I don’t write much about television here, which is silly since we sure do watch enough of it. I joke with Carrie that we are “power users of the television set” — we are all about the PVR (DVR for those of you south of the border) and during the fall have at least one show most nights — which we then watch whenever we want thanks to the digital recorder. The recorder has the added benefit of allowing fast skipping of commercials, so that an hour show gets digested in 40 minutes. When you’re relaxing for two hours at the end of the night, that’s an extra show. We also get the NFL Sunday Ticket, which allows us to follow our favorite teams. Alas, today it will mostly be background noise as I’m way behind on a number of essential things I need to do.

I dream of someday making the time to write for Flow but right now I can’t even find time to go to their first-ever conference. So this entry will have to do.

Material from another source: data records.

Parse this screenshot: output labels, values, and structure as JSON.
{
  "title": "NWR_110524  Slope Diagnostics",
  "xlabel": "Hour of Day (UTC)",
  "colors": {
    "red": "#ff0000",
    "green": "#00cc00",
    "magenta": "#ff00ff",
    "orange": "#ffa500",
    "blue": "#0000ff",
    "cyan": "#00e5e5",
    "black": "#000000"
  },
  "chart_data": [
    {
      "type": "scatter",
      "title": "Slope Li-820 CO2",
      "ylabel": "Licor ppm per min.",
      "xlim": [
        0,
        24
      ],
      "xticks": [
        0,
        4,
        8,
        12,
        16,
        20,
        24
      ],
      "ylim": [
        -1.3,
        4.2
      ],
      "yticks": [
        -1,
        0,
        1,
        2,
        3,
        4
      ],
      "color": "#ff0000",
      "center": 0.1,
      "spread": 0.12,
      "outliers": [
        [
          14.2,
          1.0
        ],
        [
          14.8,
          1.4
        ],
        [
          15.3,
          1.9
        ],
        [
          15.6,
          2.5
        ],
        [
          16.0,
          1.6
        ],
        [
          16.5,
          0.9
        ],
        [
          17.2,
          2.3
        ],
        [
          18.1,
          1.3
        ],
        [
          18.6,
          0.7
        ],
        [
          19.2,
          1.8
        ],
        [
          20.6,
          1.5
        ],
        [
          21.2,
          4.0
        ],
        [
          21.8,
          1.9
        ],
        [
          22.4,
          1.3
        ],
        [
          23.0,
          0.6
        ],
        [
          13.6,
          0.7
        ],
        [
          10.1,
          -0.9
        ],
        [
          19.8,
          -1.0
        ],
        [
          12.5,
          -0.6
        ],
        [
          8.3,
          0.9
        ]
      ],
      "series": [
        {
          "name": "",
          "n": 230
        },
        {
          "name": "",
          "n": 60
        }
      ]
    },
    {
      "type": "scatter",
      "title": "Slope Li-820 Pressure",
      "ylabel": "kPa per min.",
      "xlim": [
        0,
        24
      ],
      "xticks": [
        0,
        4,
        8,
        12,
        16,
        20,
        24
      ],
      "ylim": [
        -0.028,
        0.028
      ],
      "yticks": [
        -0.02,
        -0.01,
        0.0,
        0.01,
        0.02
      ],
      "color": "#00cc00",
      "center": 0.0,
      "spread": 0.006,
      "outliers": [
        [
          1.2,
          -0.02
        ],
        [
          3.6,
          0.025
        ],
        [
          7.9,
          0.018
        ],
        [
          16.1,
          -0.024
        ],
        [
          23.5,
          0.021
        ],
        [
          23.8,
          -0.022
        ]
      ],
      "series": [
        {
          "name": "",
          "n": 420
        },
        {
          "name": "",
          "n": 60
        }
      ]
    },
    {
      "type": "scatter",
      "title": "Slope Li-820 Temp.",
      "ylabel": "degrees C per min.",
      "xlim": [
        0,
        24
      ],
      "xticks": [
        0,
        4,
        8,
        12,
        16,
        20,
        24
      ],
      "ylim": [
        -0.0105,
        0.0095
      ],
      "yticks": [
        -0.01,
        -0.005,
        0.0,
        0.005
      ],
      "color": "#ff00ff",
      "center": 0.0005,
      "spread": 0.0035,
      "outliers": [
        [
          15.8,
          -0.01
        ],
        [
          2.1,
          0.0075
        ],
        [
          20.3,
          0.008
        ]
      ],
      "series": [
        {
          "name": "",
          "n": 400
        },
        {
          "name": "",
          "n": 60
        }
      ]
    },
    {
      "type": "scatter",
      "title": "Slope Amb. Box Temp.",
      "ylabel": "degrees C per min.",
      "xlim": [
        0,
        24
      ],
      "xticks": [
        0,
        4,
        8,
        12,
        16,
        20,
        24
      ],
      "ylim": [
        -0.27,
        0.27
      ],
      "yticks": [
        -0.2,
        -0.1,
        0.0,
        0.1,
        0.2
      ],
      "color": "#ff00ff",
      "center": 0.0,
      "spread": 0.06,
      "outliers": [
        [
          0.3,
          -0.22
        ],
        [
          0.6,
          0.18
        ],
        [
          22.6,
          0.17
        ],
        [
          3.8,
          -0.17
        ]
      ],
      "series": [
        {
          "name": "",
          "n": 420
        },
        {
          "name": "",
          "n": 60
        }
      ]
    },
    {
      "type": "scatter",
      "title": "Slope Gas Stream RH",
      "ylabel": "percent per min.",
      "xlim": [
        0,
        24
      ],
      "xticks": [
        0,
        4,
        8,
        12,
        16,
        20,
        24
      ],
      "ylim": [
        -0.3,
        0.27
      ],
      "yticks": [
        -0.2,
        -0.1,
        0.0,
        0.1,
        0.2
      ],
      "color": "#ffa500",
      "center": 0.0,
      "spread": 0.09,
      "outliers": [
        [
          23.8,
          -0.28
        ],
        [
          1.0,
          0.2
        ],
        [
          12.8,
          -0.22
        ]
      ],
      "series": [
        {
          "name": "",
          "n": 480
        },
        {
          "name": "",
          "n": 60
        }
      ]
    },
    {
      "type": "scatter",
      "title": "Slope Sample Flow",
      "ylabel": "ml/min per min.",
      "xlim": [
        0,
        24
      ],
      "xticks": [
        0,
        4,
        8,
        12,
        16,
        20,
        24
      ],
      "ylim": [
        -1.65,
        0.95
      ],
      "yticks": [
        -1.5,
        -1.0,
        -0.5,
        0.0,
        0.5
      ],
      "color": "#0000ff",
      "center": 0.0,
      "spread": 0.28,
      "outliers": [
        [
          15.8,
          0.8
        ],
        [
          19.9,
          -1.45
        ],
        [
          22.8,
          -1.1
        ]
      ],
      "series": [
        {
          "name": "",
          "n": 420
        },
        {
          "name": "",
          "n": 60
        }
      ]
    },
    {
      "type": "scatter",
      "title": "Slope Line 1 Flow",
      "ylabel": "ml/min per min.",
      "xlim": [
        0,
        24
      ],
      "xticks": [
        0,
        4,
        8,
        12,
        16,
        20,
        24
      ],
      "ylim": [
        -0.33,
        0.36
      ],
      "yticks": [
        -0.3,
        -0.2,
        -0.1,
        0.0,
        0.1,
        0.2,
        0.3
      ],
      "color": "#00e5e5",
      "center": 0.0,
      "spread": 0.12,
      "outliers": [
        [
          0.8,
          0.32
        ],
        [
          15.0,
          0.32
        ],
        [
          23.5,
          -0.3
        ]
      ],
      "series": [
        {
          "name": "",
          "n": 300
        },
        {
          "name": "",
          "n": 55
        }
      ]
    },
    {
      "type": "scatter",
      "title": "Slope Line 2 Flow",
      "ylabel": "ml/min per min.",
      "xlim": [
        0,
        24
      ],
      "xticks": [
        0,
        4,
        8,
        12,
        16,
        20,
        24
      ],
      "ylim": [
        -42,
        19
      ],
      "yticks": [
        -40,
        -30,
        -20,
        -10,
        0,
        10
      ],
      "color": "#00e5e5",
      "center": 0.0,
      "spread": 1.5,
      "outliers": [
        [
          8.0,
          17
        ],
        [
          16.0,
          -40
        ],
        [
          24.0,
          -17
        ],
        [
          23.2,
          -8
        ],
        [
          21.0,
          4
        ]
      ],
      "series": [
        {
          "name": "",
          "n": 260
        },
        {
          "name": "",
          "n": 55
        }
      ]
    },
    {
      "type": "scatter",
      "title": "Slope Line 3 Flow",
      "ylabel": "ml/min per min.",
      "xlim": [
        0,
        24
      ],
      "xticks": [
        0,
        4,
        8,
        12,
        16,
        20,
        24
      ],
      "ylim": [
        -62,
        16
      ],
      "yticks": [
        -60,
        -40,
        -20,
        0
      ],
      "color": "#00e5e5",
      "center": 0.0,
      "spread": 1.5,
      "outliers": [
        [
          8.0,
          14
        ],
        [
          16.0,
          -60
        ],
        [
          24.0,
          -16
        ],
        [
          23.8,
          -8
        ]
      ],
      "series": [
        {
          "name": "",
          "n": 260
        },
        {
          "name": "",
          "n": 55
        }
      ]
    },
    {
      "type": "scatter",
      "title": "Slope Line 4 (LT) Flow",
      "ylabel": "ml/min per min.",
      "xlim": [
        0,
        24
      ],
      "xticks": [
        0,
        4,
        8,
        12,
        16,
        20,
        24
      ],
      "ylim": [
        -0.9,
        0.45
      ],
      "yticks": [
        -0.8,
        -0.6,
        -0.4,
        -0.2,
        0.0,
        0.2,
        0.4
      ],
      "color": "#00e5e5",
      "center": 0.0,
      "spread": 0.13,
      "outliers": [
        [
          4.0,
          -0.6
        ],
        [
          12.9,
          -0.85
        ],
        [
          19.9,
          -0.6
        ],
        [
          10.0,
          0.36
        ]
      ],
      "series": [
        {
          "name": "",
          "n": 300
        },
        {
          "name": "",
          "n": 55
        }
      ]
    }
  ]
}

Like many Canadians (I imagine), a good deal of what we watch originates from the United States, but there are a few Canadian shows that we also like.

Of particular note in the new season is Intelligence, a post-Wire cops-and-bad-guys procedural (yes Steven, you heard me right). After viewing the pilot, I’m ready to say that it promises to be one of the best shows on television this season. It is well written and performed, and has the edge of DaVinci’s City Hall (which may have been the best show on television during its very short run). As seems pretty common with CBC drama, this short reshuffles a small set of actors we’ve seen in a variety of other configurations. Most immediately recognizable to me are the people who were on DaVinci’s City Hall and Robeson Arms. But the characters are, interestingly, made to look a little older. And it’s not because I was watching reruns.

I won’t speak for all Canadian TV, but Chris Haddock’s shows definitely do things not possible on U.S. networks. Something like the Vancouver red light district in City Hall have a certain edge and lack of moralizing that one can’t escape in U.S. shows, even The Wire “hamsterdam.” For both, the district becomes an administrative nightmare, but in The Wire, it brings down careers — and we are treated to the left-over pathos at the start of this season. Haddock’s characters are slightly understated rather than “larger than life” and his shows have all taken on a sort of dark look to them that makes them immediately recognizeable. When I land in Vancouver in a little over a month, I half-expect to see it through a blue filter. I hear that Intelligence is being picked up in the U.S.